Understanding the needs and values of target users is something that is required in many projects at the strategy formulation stage.
This goes for both brand strategy formulation and marketing measure proposals. Due to the fast-changing nature of recent markets, it is considered desirable for companies to very speedily and iteratively perform surveys of target user needs and values, and incorporate the findings into their strategies and measures. Companies normally perform surveys by recruiting people who fit with their target audience from among the general public and then interviewing them. However, the issue with this approach is that it imposes costs in terms of time and money on companies while they recruit participants and wait for survey results. Even if companies hand the data gathered by those surveys off to generative AI for analysis, it will still generally take at least two months to do the whole process. There are also increasing demands being put on companies to take into account such as personal information management and ethics investigations. So, because regularly surveying real people and correcting strategy and marketing measures based on the findings incurs considerable time and money, companies will find that the barriers to regularly continuing the survey are quite high, even if they followed it initially.
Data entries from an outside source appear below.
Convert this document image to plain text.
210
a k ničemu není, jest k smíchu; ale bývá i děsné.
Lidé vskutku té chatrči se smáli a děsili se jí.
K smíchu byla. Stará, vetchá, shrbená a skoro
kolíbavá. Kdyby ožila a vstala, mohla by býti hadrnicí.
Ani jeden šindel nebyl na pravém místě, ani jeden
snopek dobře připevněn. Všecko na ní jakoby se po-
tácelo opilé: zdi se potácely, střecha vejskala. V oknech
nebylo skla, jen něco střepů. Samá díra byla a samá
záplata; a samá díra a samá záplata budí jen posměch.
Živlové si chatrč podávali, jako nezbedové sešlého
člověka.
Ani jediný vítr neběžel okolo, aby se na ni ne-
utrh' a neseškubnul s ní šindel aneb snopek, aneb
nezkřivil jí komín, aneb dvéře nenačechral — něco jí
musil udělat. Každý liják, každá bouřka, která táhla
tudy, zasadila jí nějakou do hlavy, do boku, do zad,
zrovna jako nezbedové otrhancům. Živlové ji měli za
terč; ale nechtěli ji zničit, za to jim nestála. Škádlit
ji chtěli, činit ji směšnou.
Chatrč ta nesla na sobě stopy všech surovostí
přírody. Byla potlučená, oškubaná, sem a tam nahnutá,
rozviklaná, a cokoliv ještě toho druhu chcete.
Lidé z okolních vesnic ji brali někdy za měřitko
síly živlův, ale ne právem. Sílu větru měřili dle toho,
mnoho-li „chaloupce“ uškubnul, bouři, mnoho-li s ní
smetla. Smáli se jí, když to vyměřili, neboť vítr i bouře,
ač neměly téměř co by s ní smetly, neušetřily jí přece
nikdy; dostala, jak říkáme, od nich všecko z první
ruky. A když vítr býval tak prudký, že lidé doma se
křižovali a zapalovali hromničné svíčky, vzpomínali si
Amidst this context, ABeam Consulting has opted for a new method in which, instead of real people, it prepares a generative AI with the attributes of the target users, and gets responses to questions posed to the generative AI. Specifically, the program is designed so that the generative AI is preset with target user segment information defining factors such as age, gender and income, with it being set to respond to all questions as though it were a human who had said attributes. As the generative AI will respond with representative/average opinions for a person with the given attributes, companies can receive the same results as if they had interviewed the majority of people with those attributes.
Companies are thus able, to a degree, to perform surveys of the needs and values of their target users in a way that is interactive, while cutting down on some of the costs in time and money associated with such a survey (figure 1). Making use of this approach returns responses that pinpoint what surveyors want to know. This allows them to finely test hypotheses around strategy and marketing measures at the drafting stage by deepening their understanding of users through repeated, detailed questioning.